Fifteen residents and an attorney spoke at the Los Altos School District Board of Trustees meeting Jan. 8, primarily expressing their opinions on the prospect of the district invoking eminent domain to acquire property for a 10th school site.
The district is targeting the so-called Old Mill/Safeway site in Mountain View – near the northeastern corner of San Antonio Road and California Street – but the property owners have refused to sell the site to the district.
Only one of the 16 speakers favored the use of eminent domain – the right of the government to take private property for public use.
District resident Jen Benebeim said securing a new site would give the district flexibility in planning, whether it is used for Bullis Charter School or a neighborhood school, so she urged trustees to move forward with the purchase.
“I know some people are concerned about lawsuits, but this is what eminent domain laws are there for,” she said. “I don’t think you should be afraid of that.”
Nearly all of the other residents who spoke at the meeting asked trustees to avoid litigation. Lea Hallert, Stef Lau-Chen, Ying Liu, Hanifa Ismail, Nancy Bremeau, Dorothy Au, Mike Carlton, Jennifer Jacobsen and Ram Velaga all suggested seeking options within the 116 acres of land the district already owns to develop a new campus.

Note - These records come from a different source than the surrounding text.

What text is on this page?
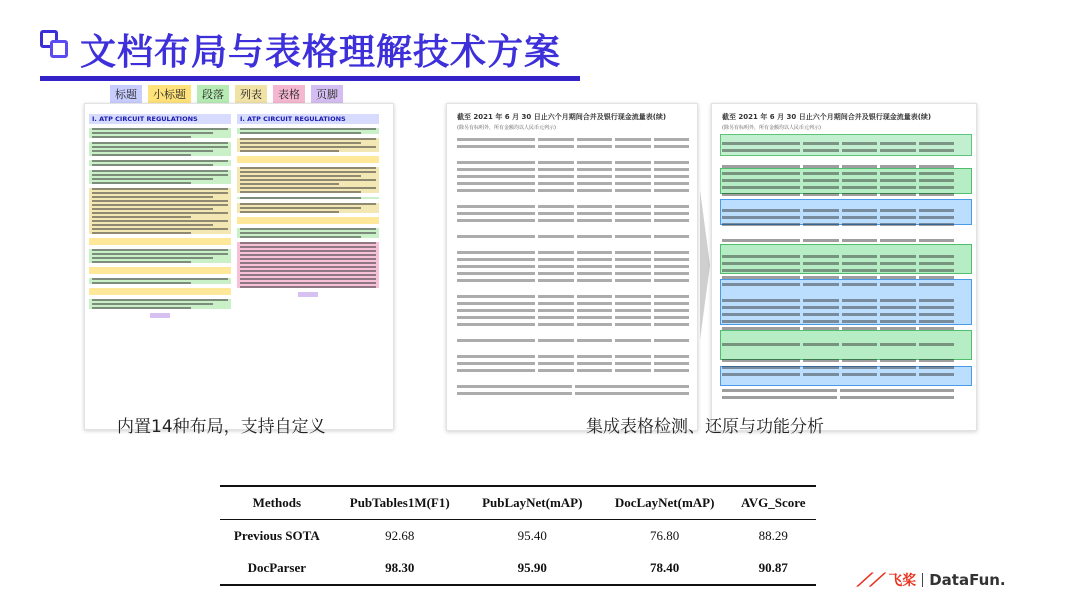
文档布局与表格理解技术方案
标题	小标题	段落	列表	表格	页脚
I. ATP CIRCUIT REGULATIONS	I. ATP CIRCUIT REGULATIONS	截至 2021 年 6 月 30 日止六个月期间合并及银行现金流量表(续)
(除另有标明外，所有金额均以人民币元列示)
截至 2021 年 6 月 30 日止六个月期间合并及银行现金流量表(续)
(除另有标明外，所有金额均以人民币元列示)
内置14种布局，支持自定义	集成表格检测、还原与功能分析
Methods	PubTables1M(F1)	PubLayNet(mAP)	DocLayNet(mAP)	AVG_Score
Previous SOTA	92.68	95.40	76.80	88.29
DocParser	98.30	95.90	78.40	90.87
⟋⟋ 飞桨 DataFun.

Carlton reminded trustees of ideas that came up when the board in 2014 commissioned an architect to reconfigure the Egan Junior High and Covington School campuses to accommodate more students.
“(The reconfiguring ideas) included many reasonable layouts to accommodate the separate schools on existing campuses,” he said, adding that it’s clearly feasible to put Bullis Charter School at Covington and/or Egan without displacing either school.
Local residents Jim Burnham and Cam Chan opposed relocating the charter school to the area north of El Camino Real. Burnham said traffic is congested around the Old Mill/Safeway site, while Chan noted that the Bullis Charter School should not be converted to a neighborhood school.
Norm Matteoni, the attorney for the Old Mill/Safeway property owners, suggested that the district and the property owners work out an “alternate, viable solution” rather than engage in a legal battle.
On behalf of the property owners, Matteoni submitted a statement to the Town Crier as a letter to the editor, which appears in this week’s issue on page 8.
Parents object to ‘self-taught’ English
Four Egan Junior High parents and an eighth-grader registered their concerns about the school’s English curriculum at the Jan. 8 board meeting.
Bremeau said she is disappointed with not only Egan’s English curriculum, but also the way the district’s classes are taught in general.
“Clearly, LASD is moving toward a self-taught, peer-review model of teaching, but I use the term ‘teaching’ here loosely,” she said. “The teachers in this model are no longer teachers; they become facilitators at best.”
Another parent, Mei Huang, said she is concerned that grammar and vocabulary are not being taught at Egan, and that students select reading materials on their own, leading to poor choices. She recommended that classics be incorporated into the English curriculum.
Eighth-grader Kate Stadler said she collected a dozen student signatures in mid-December to communicate students’ frustration with the new English curriculum.
“With this new curriculum, much of the learning is left to the students themselves,” she said, adding that she and her peers would like more structure as well as traditional grammar lessons and literature discussions to return to the classroom.
In response, trustees opted to put the issue on a future agenda.
Sandra McGonagle, assistant superintendent of curriculum and instruction, later told the Town Crier that the district would work on explaining the merits of the new English curriculum to parents so that there are no more misunderstandings.
“The district feels really confident with the English curriculum that was adopted,” she said. “We used a very thoughtful process, with a whole lot of teachers’ voices, and it’s a proven curriculum by developers out of the Teachers College Reading and Writing Project of Columbia University with Professor Lucy Calkins. We have no doubt that the curriculum will prepare students for high school and beyond to be really well-rounded readers and writers.”